What has really gotten me excited about the current Board of Selectmen race is the healthy dialogue it has inspired! With all of the enthusiasm and energy of the residents that are speaking out, I thought it might be a great opportunity to help voters gain a deeper understanding of the role of a Selectman. And in light of the great, impactful discussions surrounding our schools (as well as several letters I’ve received asking for this– thank you to all who have jumped right on leveraging my new channels to contact me!), I feel it’s worth directing people to where they can also obtain an understanding about the School Committee members’ roles and responsibilities.
What is a Selectman’s Role?
Our Town website has a brief blurb describing the role and responsibilities, as well as a menu of all the different areas the Selectmen address. The Board of Selectmen is:
“Receptive to citizen input, welcomes and encourages citizen input; Holds public hearings on matters important to citizens and businesses to allow input; Perform multiple and diverse functions as required by our town by-laws and MA state law; Overall, assist the town and it’s citizens.”
While the Board of Selectmen works hard to ensure clear dialogue and awareness between itself and other Town Boards/ Committees, it does NOT have any direct impact/ influence on school issues/ policies. This is something set forth by the State of Massachusetts. I highly encourage everyone to read this section because while there is much debate about the schools (and believe me, I personally feel very strongly about the importance of these discussions), it is important for voters to recognize what Selectmen are authorized and empowered to address.
I have been very clear about my position on all important issues from day one, as well as ACTION I have been taking/ planning on taking for each. More recently I’m seeing my position mirrored verbatim, but with heavy emphasis on schools, so I felt it was very much worth further clarifying exactly what a Selectman can and CANNOT do.
Just like with any job, it is important a candidate actually understands what their position allows for them to do. For example, you wouldn’t want a prospective Fire Chief promising to address concerns people might have with the Police Department. There is a tremendous difference between “taking an interest” in other departments, committees and boards for the purpose of staying informed and collaborating; and then working within a specific role that legally only allows you to take action on a set list of areas.

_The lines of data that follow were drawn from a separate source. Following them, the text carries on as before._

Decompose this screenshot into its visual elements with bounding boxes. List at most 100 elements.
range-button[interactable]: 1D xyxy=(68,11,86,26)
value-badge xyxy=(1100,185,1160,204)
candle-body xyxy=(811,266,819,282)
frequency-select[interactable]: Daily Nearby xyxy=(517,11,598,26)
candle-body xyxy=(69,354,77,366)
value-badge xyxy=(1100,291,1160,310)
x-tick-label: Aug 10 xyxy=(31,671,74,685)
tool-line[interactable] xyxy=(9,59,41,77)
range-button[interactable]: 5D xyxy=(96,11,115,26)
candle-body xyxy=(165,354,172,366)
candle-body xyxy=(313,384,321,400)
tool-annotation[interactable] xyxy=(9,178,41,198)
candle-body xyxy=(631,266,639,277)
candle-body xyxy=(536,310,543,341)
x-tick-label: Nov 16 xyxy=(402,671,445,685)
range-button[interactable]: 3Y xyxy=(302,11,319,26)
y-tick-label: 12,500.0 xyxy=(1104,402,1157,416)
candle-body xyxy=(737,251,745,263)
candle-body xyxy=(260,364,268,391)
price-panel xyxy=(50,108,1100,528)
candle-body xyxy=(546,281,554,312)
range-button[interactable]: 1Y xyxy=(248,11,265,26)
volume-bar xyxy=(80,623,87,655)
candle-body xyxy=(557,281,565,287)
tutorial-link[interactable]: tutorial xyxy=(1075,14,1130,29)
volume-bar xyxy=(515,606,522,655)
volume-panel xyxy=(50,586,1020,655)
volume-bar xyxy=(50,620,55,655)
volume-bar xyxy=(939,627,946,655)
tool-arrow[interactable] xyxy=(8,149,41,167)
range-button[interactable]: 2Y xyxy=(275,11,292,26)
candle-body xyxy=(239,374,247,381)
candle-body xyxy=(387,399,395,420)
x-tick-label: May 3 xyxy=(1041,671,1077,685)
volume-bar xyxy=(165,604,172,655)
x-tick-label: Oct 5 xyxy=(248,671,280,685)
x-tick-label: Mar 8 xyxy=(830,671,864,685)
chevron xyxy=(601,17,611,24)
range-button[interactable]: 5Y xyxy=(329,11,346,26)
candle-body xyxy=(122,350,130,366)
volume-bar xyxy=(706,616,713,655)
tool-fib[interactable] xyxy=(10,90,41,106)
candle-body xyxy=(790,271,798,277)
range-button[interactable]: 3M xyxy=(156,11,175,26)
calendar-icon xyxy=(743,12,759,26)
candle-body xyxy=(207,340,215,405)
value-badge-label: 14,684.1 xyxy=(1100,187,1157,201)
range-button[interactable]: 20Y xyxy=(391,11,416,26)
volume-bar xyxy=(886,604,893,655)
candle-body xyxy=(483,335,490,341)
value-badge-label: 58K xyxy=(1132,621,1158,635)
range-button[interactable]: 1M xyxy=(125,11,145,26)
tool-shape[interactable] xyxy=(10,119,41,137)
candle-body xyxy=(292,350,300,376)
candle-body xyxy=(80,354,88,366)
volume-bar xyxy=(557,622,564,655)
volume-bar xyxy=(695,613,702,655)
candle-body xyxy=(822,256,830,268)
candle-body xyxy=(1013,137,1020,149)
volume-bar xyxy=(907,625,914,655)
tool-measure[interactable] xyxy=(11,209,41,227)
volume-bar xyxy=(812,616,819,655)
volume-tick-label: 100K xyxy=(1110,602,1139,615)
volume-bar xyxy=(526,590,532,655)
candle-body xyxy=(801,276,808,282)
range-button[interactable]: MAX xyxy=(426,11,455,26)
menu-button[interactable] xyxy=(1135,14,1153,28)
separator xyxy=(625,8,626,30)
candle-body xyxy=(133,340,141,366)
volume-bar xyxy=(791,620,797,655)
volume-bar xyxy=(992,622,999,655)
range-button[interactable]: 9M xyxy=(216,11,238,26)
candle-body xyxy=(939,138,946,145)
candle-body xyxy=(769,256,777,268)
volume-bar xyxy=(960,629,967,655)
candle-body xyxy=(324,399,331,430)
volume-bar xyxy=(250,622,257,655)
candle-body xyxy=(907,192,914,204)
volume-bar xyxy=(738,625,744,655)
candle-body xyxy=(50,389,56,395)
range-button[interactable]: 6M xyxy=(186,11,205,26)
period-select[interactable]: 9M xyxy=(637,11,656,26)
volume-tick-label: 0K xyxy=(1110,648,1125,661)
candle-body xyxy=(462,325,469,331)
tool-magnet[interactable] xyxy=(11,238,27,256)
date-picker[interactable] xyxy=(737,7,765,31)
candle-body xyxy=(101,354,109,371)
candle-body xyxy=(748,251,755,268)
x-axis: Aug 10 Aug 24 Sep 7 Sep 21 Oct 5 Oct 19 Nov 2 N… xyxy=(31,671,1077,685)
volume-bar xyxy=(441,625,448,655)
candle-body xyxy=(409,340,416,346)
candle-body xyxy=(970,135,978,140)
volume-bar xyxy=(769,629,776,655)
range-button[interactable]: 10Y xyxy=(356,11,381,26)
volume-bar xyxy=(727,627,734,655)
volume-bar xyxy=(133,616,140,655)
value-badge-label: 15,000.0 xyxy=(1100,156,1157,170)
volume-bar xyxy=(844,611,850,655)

Again, using my “Fire / Police Dept." example, if I’m the Chief of
Police that has a problem with the hydrant in my community, I’ll
communicate with the Fire Chief who is empowered to address the concern.
I might also stay in touch to see how it all turns out. However, I have
to continue to mind my duties as Police Chief in the meantime- and
actually have a firm understanding of what those duties are. That would
make me a responsible Police Chief, which is what the community has me
in place for.
Why am I stressing this issue? Because the crucial point is that Selectmen CANNOT vote on School Committee issues. It was brought to my attention that many residents were lead to believe that Selectmen can vote on both school and general town items, but that is FALSE.
Collaborate, support and share ideas- yes. That is something I've been doing all along with other groups besides the Selectmen. But take ACTIONABLE steps such as voting on other Committee items? No.